The problem lies outside the concepts within the frameworks and more on a misconception that transformations are a copy-exact compliance effort. Transformations are far more complex and complicated than that. Even Agile companies like Spotify, which introduced the "Spotify Model" for scaling Agile, understood this. That is why, back in 2012, when Hendrik Kniberg and Anders Ivarsson presented how Spotify had structured their Agile organization, it came with a disclaimer--learn from it, but don't copy it. They gave this advice because, simply put, your company is not Spotify. You don't have the same history, the same products, the same organizational complexity, or share the same culture. So you cannot simply ask people to emulate or comply with the way Spotify does work and expect to get the same results. In fact, this holds true with every other scaled framework as well.
This does not mean that the frameworks are without merit for your transformation effort. On the contrary, they have a lot of value in understanding different ways to design your organizational system to meet the business outcomes you are trying to achieve. In my work, we piloted and then adapted many of the scaled framework concepts and ideas into our company. Each out-of-the-box implementation was merely the starting point of our transformation work. We had to put a lot of energy into the learn-and-adapt cycle to evolve the framework into something that worked for the product we were trying to deliver. In some cases, the framework's evolution was almost indistinguishable from our starting point. But in the end, we had a well-balanced system that fit the organization's needs.

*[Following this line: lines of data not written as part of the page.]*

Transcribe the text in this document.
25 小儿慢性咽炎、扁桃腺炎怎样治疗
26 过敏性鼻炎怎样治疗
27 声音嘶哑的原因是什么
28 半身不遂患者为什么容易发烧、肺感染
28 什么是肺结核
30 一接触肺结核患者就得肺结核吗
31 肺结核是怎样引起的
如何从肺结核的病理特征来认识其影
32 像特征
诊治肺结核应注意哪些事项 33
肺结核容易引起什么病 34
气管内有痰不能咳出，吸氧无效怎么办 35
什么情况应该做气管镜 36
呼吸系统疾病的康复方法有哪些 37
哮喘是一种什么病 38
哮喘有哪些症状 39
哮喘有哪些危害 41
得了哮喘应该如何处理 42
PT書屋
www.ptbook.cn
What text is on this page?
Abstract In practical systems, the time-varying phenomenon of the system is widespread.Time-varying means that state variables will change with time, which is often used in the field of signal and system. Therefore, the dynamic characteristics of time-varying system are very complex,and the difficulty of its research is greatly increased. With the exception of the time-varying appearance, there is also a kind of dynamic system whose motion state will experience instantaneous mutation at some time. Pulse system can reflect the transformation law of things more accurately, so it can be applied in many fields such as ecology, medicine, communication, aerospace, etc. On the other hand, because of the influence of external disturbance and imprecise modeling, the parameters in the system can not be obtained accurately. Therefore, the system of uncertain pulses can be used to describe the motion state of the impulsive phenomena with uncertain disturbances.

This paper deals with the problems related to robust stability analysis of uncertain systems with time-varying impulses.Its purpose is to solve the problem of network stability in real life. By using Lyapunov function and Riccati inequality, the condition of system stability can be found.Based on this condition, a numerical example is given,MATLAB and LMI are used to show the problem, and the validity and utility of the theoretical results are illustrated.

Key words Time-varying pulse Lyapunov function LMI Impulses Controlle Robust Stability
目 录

You can do this as well. The good news is that what you have learned has not gone to waste. It is all valuable insight into what is working and what needs to change. You need to step back from running your adoption as a compliance effort and switch to a transformative critical reflection and problem-solving model. Combine that with a set of well-defined transformation objectives and goals, and you will be well on your way to creating the system your company needs.